Le Congrès mondial ukrainien, qui se tenait pour la première fois en Suisse, s'est achevé dimanche à Berne. La Suisse est en train de devenir un lieu important pour le dialogue, la coopération et les partenariats à long terme avec l'Ukraine, selon les organisateurs.

Le Global Ukrainian Summit rassemble des représentants clés du gouvernement ukrainien et des institutions publiques, ont indiqué les responsables à Keystone-ATS. Plus de 300 représentants de la communauté ukrainienne mondiale issus de 50 pays étaient présents pendant trois jours dans la capitale fédérale. Jacques Gerber, délégué du Conseil fédéral pour l’Ukraine, y a également participé.

La communauté joue un rôle décisif

La question du rôle de la société civile dans le soutien à l’Ukraine était au centre du sommet. Et ce, tant pour la défense de sa liberté et de sa souveraineté face à l'invasion russe que pour la reconstruction à long terme de ce pays ravagé par la guerre.

Mariana Betsa, vice-ministre des Affaires étrangères de l’Ukraine, a souligné le rôle décisif de la communauté ukrainienne mondiale. L’avenir de l’Ukraine ne se dessine pas seulement à l’intérieur de ses frontières, mais partout où vivent des Ukrainiens.
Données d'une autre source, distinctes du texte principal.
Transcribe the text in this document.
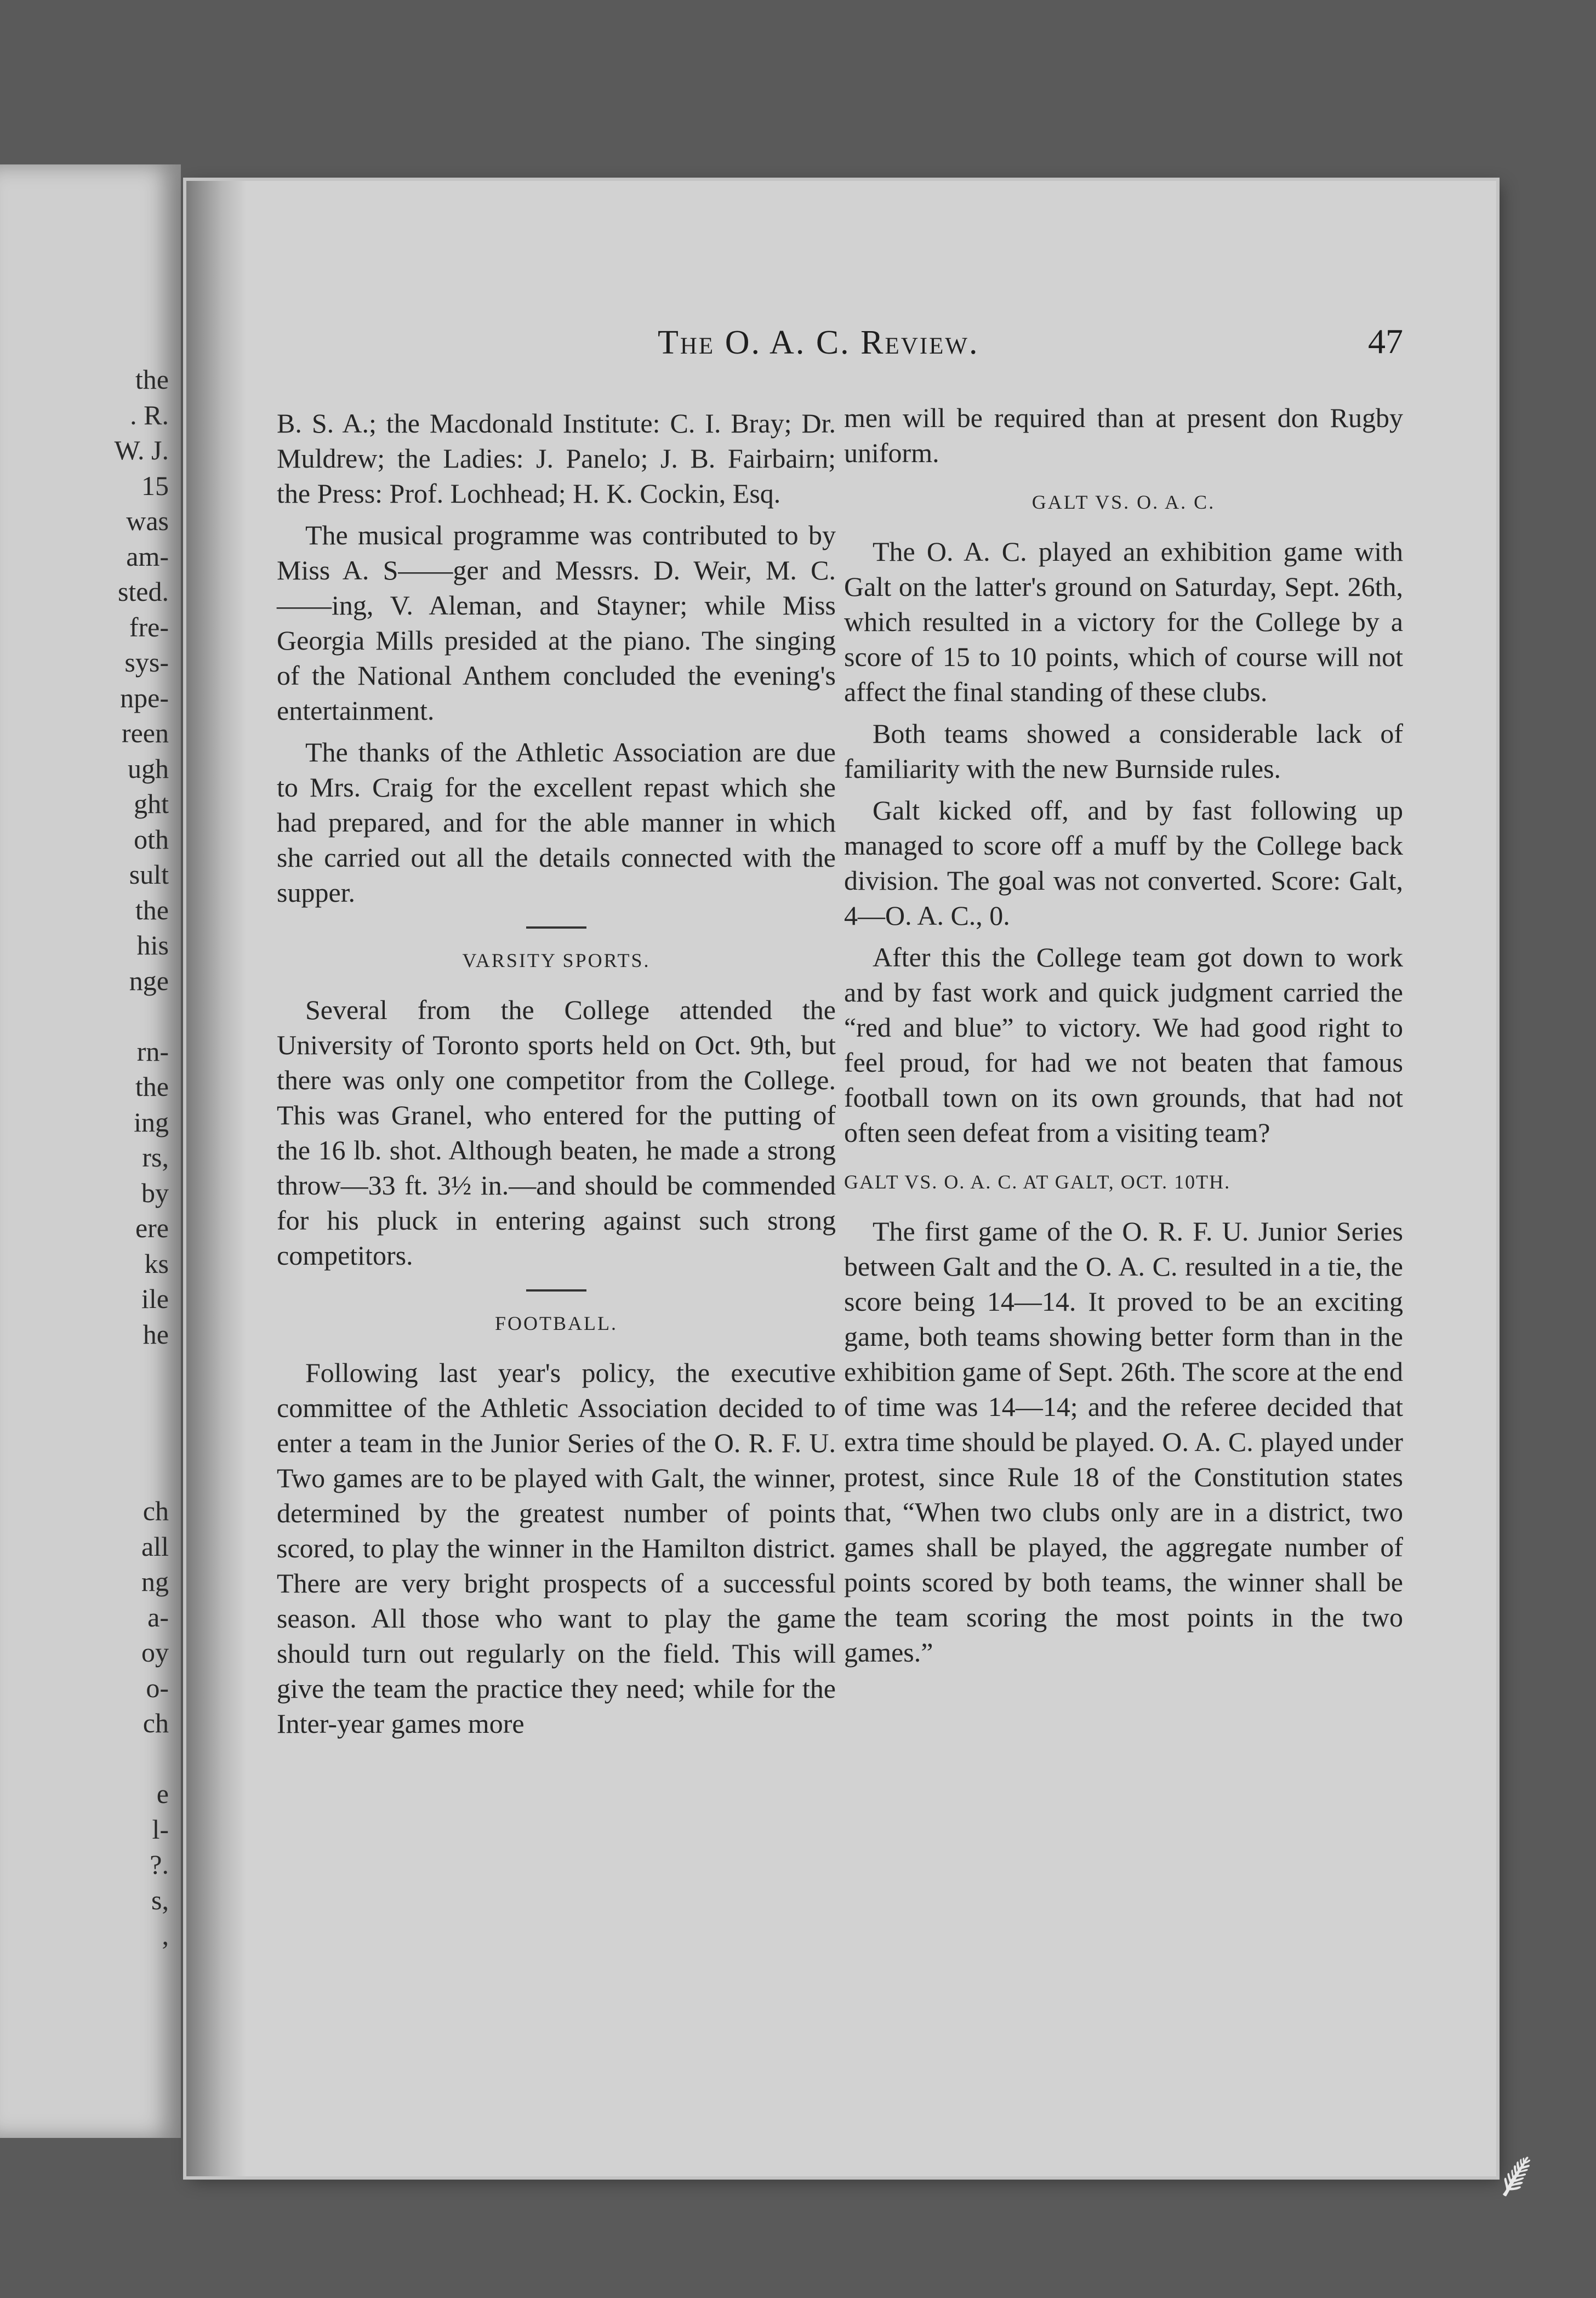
the
. R.
W. J.
15
was
am-
sted.
fre-
sys-
npe-
reen
ugh
ght
oth
sult
the
his
nge
rn-
the
ing
rs,
by
ere
ks
ile
he
ch
all
ng
a-
oy
o-
ch
e
l-
?.
s,
,
The O. A. C. Review.	47

B. S. A.; the Macdonald Institute: C. I. Bray; Dr. Muldrew; the Ladies: J. Panelo; J. B. Fairbairn; the Press: Prof. Lochhead; H. K. Cockin, Esq.

The musical programme was contributed to by Miss A. S——ger and Messrs. D. Weir, M. C. ——ing, V. Aleman, and Stayner; while Miss Georgia Mills presided at the piano. The singing of the National Anthem concluded the evening's entertainment.

The thanks of the Athletic Association are due to Mrs. Craig for the excellent repast which she had prepared, and for the able manner in which she carried out all the details connected with the supper.

VARSITY SPORTS.

Several from the College attended the University of Toronto sports held on Oct. 9th, but there was only one competitor from the College. This was Granel, who entered for the putting of the 16 lb. shot. Although beaten, he made a strong throw—33 ft. 3½ in.—and should be commended for his pluck in entering against such strong competitors.

FOOTBALL.

Following last year's policy, the executive committee of the Athletic Association decided to enter a team in the Junior Series of the O. R. F. U. Two games are to be played with Galt, the winner, determined by the greatest number of points scored, to play the winner in the Hamilton district. There are very bright prospects of a successful season. All those who want to play the game should turn out regularly on the field. This will give the team the practice they need; while for the Inter-year games more

men will be required than at present don Rugby uniform.

GALT VS. O. A. C.

The O. A. C. played an exhibition game with Galt on the latter's ground on Saturday, Sept. 26th, which resulted in a victory for the College by a score of 15 to 10 points, which of course will not affect the final standing of these clubs.

Both teams showed a considerable lack of familiarity with the new Burnside rules.

Galt kicked off, and by fast following up managed to score off a muff by the College back division. The goal was not converted. Score: Galt, 4—O. A. C., 0.

After this the College team got down to work and by fast work and quick judgment carried the “red and blue” to victory. We had good right to feel proud, for had we not beaten that famous football town on its own grounds, that had not often seen defeat from a visiting team?

GALT VS. O. A. C. AT GALT, OCT. 10TH.

The first game of the O. R. F. U. Junior Series between Galt and the O. A. C. resulted in a tie, the score being 14—14. It proved to be an exciting game, both teams showing better form than in the exhibition game of Sept. 26th. The score at the end of time was 14—14; and the referee decided that extra time should be played. O. A. C. played under protest, since Rule 18 of the Constitution states that, “When two clubs only are in a district, two games shall be played, the aggregate number of points scored by both teams, the winner shall be the team scoring the most points in the two games.”

⸙
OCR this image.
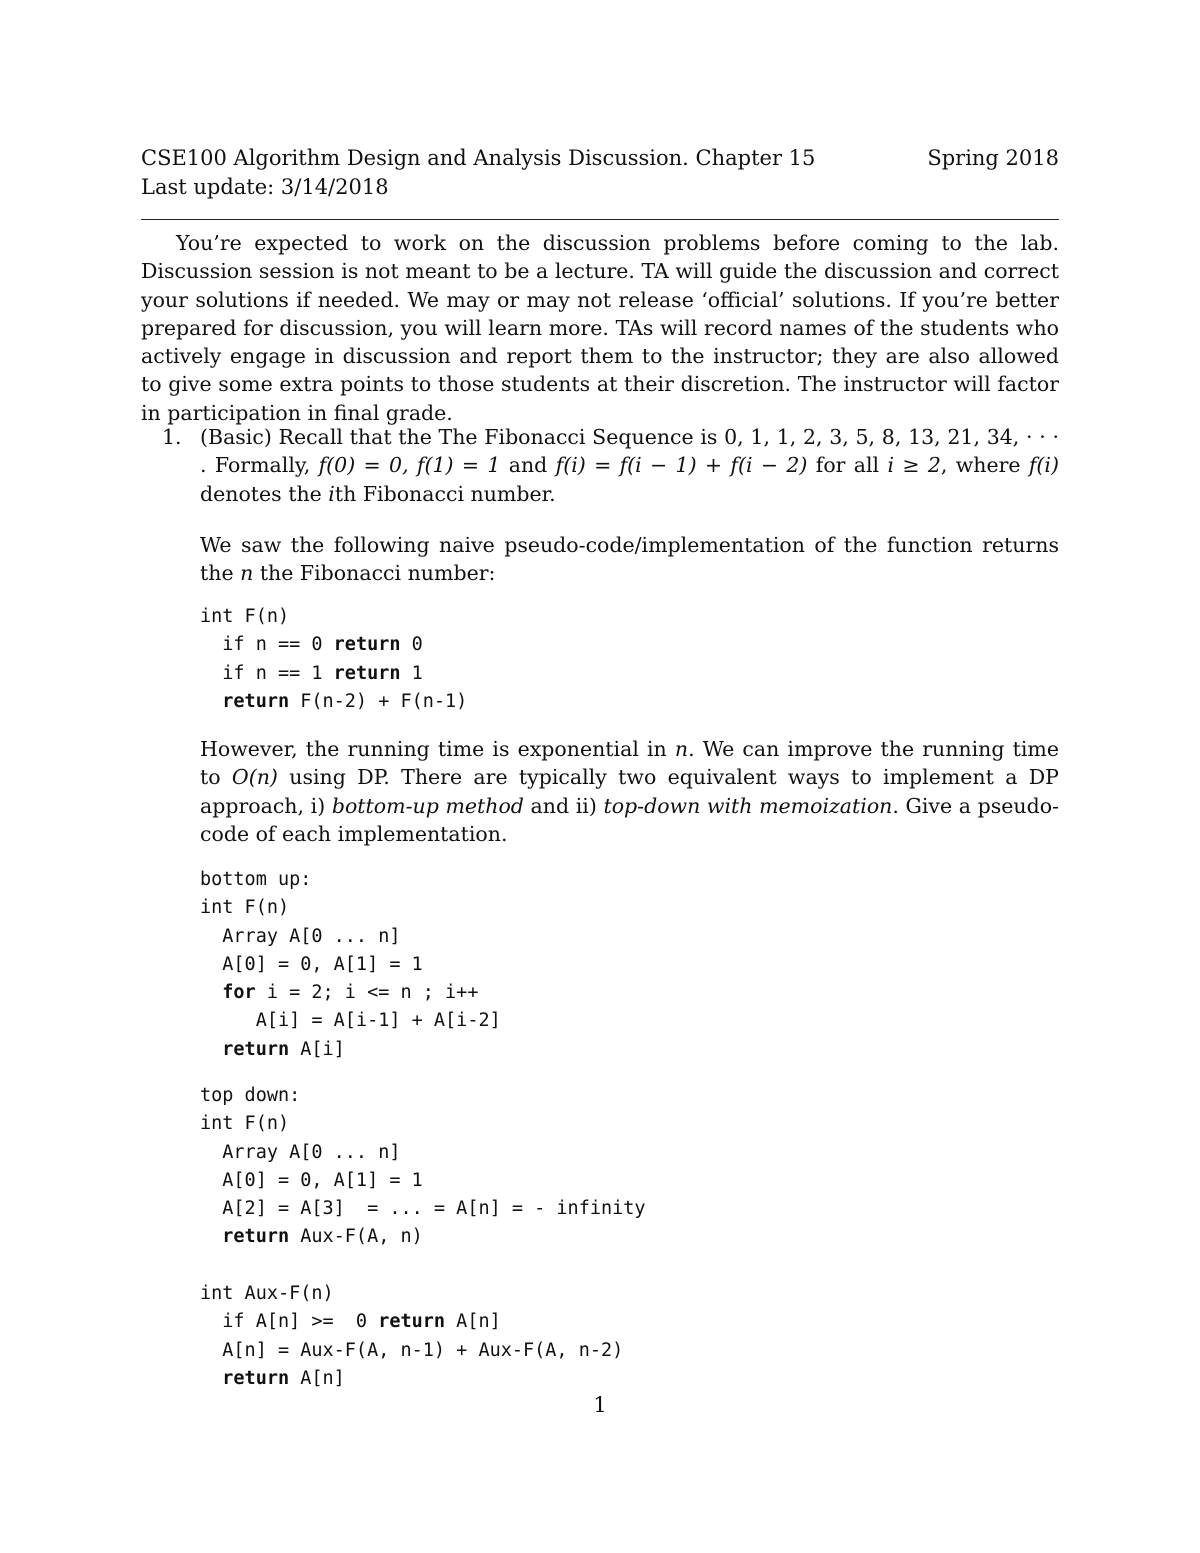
CSE100 Algorithm Design and Analysis Discussion. Chapter 15	Spring 2018
Last update: 3/14/2018

You’re expected to work on the discussion problems before coming to the lab. Discussion session is not meant to be a lecture. TA will guide the discussion and correct your solutions if needed. We may or may not release ‘official’ solutions. If you’re better prepared for discussion, you will learn more. TAs will record names of the students who actively engage in discussion and report them to the instructor; they are also allowed to give some extra points to those students at their discretion. The instructor will factor in participation in final grade.

1. (Basic) Recall that the The Fibonacci Sequence is 0, 1, 1, 2, 3, 5, 8, 13, 21, 34, · · · . Formally, f(0) = 0, f(1) = 1 and f(i) = f(i − 1) + f(i − 2) for all i ≥ 2, where f(i) denotes the ith Fibonacci number.

We saw the following naive pseudo-code/implementation of the function returns the n the Fibonacci number:

int F(n)
if n == 0 return 0
if n == 1 return 1
return F(n-2) + F(n-1)

However, the running time is exponential in n. We can improve the running time to O(n) using DP. There are typically two equivalent ways to implement a DP approach, i) bottom-up method and ii) top-down with memoization. Give a pseudo-code of each implementation.

bottom up:
int F(n)
Array A[0 ... n]
A[0] = 0, A[1] = 1
for i = 2; i <= n ; i++
A[i] = A[i-1] + A[i-2]
return A[i]
top down:
int F(n)
Array A[0 ... n]
A[0] = 0, A[1] = 1
A[2] = A[3]  = ... = A[n] = - infinity
return Aux-F(A, n)
int Aux-F(n)
if A[n] >=  0 return A[n]
A[n] = Aux-F(A, n-1) + Aux-F(A, n-2)
return A[n]
1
"La diaspora ukrainienne mondiale joue un rôle crucial pour mobiliser le soutien en faveur de l’Ukraine, attirer l’attention internationale sur la guerre et apporter une aide concrète", a déclaré Paul Grod, président de l’Ukrainian World Congress, dans le communiqué. Le sommet de Berne est une occasion importante pour rassembler les forces et transformer la solidarité en actions concrètes.

La sécurité, condition préalable au retour

Outre les questions politiques, le programme a abordé le soutien international, la sécurité, la reconstruction, le travail auprès des jeunes, la diplomatie culturelle et l’évolution du rôle de la diaspora ukrainienne mondiale.

Devant les délégués, Ilona Havronska, ministre ukrainienne de la Politique sociale, de la Famille et de l’Unité, a expliqué que la sécurité restait la condition préalable au retour de millions de personnes déplacées et que l’Etat travaillait d’ores et déjà à des solutions à long terme.

L'ambassadrice d'Ukraine en Suisse et au Liechtenstein, Iryna Wenediktowa, a quant à elle souligné la nécessité de mesures internationales coordonnées, allant de sanctions à l'utilisation des avoirs gelés, en passant par des poursuites pénales internationales.

L’Ukrainian World Congress est actif depuis environ 60 ans, selon le communiqué. L’Association ukrainienne de Suisse, coorganisatrice du sommet, crée activement des ponts entre la Suisse et l’Ukraine depuis 1945.